The table below is for graphics cards as delivered (no further overclocking).
Card
|
Nr. of cards
|
Avg 1080p output frames/sec, deinterlacing file-to-file
|
GTX 690
|
1
|
50
|
GTX 690 |
2(b) |
98
|
Titan
|
1
|
41
|
Titan |
2(b) |
80
|
Titan |
3(b) |
116
|
Notes:
(a) 720i input field rates are about 2.2x the rates given for 1080i.

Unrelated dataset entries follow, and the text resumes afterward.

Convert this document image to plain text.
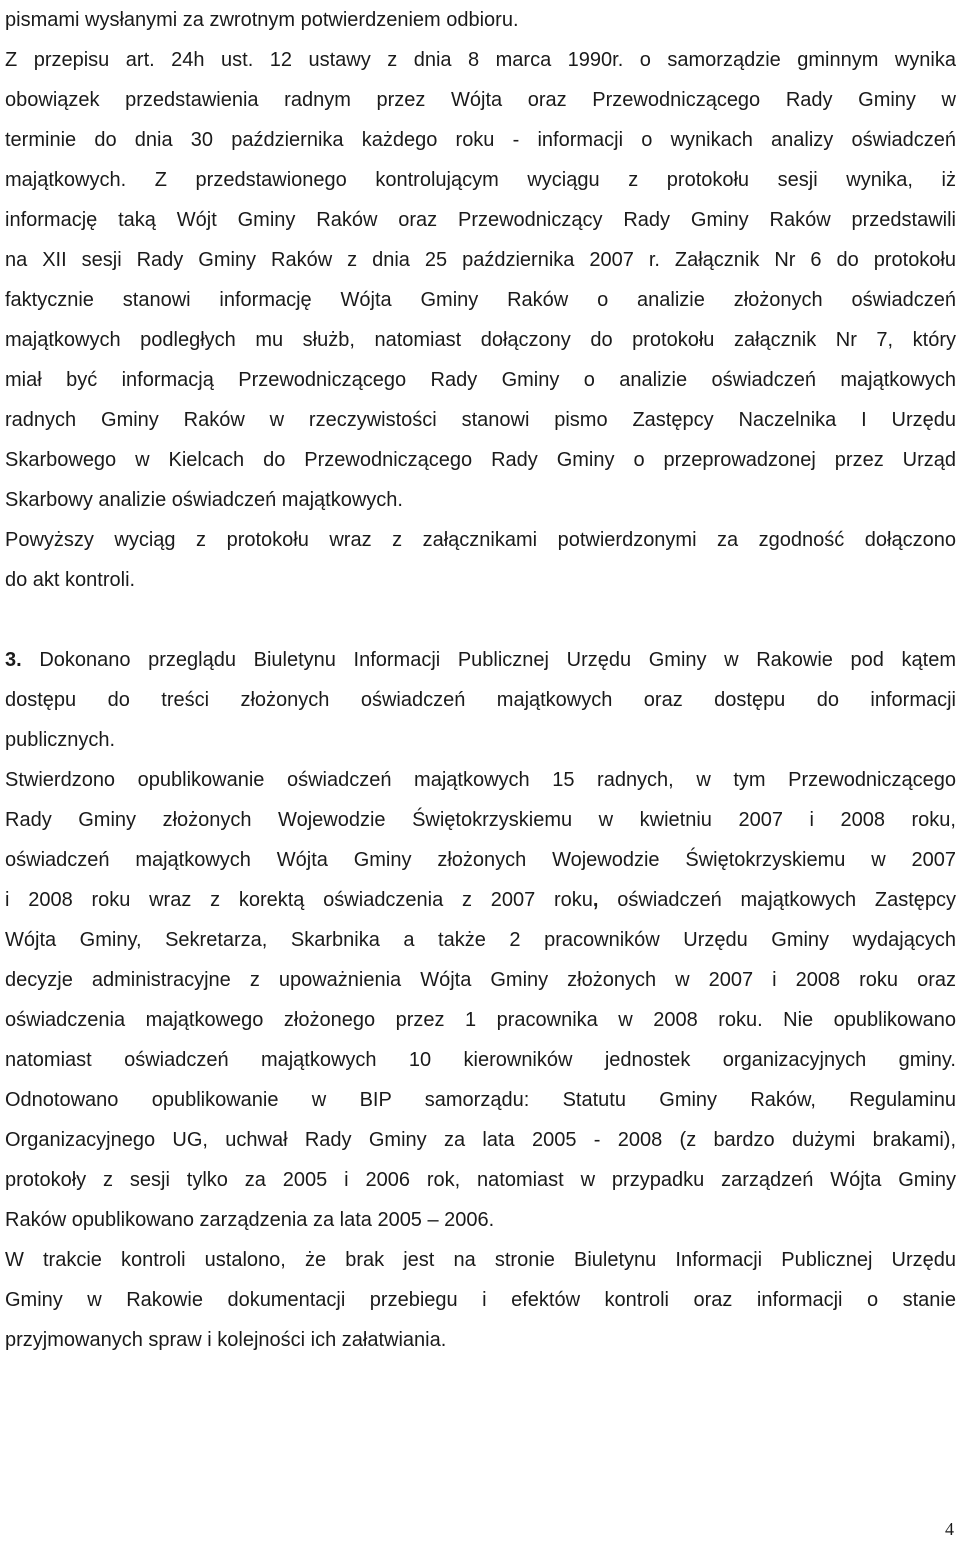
pismami wysłanymi za zwrotnym potwierdzeniem odbioru.
Z przepisu art. 24h ust. 12 ustawy z dnia 8 marca 1990r. o samorządzie gminnym wynika
obowiązek przedstawienia radnym przez Wójta oraz Przewodniczącego Rady Gminy w
terminie do dnia 30 października każdego roku - informacji o wynikach analizy oświadczeń
majątkowych. Z przedstawionego kontrolującym wyciągu z protokołu sesji wynika, iż
informację taką Wójt Gminy Raków oraz Przewodniczący Rady Gminy Raków przedstawili
na XII sesji Rady Gminy Raków z dnia 25 października 2007 r. Załącznik Nr 6 do protokołu
faktycznie stanowi informację Wójta Gminy Raków o analizie złożonych oświadczeń
majątkowych podległych mu służb, natomiast dołączony do protokołu załącznik Nr 7, który
miał być informacją Przewodniczącego Rady Gminy o analizie oświadczeń majątkowych
radnych Gminy Raków w rzeczywistości stanowi pismo Zastępcy Naczelnika I Urzędu
Skarbowego w Kielcach do Przewodniczącego Rady Gminy o przeprowadzonej przez Urząd
Skarbowy analizie oświadczeń majątkowych.
Powyższy wyciąg z protokołu wraz z załącznikami potwierdzonymi za zgodność dołączono
do akt kontroli.
3. Dokonano przeglądu Biuletynu Informacji Publicznej Urzędu Gminy w Rakowie pod kątem
dostępu do treści złożonych oświadczeń majątkowych oraz dostępu do informacji
publicznych.
Stwierdzono opublikowanie oświadczeń majątkowych 15 radnych, w tym Przewodniczącego
Rady Gminy złożonych Wojewodzie Świętokrzyskiemu w kwietniu 2007 i 2008 roku,
oświadczeń majątkowych Wójta Gminy złożonych Wojewodzie Świętokrzyskiemu w 2007
i 2008 roku wraz z korektą oświadczenia z 2007 roku, oświadczeń majątkowych Zastępcy
Wójta Gminy, Sekretarza, Skarbnika a także 2 pracowników Urzędu Gminy wydających
decyzje administracyjne z upoważnienia Wójta Gminy złożonych w 2007 i 2008 roku oraz
oświadczenia majątkowego złożonego przez 1 pracownika w 2008 roku. Nie opublikowano
natomiast oświadczeń majątkowych 10 kierowników jednostek organizacyjnych gminy.
Odnotowano opublikowanie w BIP samorządu: Statutu Gminy Raków, Regulaminu
Organizacyjnego UG, uchwał Rady Gminy za lata 2005 - 2008 (z bardzo dużymi brakami),
protokoły z sesji tylko za 2005 i 2006 rok, natomiast w przypadku zarządzeń Wójta Gminy
Raków opublikowano zarządzenia za lata 2005 – 2006.
W trakcie kontroli ustalono, że brak jest na stronie Biuletynu Informacji Publicznej Urzędu
Gminy w Rakowie dokumentacji przebiegu i efektów kontroli oraz informacji o stanie
przyjmowanych spraw i kolejności ich załatwiania.
4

(b) At the time of writing, multiple GTX cards in
SLI mode gives
no CUDA performance improvement over a single card.
With SLI
disabled,
the software automatically
detects the number of graphics cards, and seamlessly partitions video
processing. Partitioning gives performance almost linear with the
number of graphics cards up to a CPU compute limit. We have verified
1080i deinterlacing performance using a host i7 3930K CPU
(6-core) overclocked to 4.2GHz, with 16 lanes of PCIe 2.X to each of two
graphics
cards, and have also tested a third card with just eight PCIe 2.X lanes.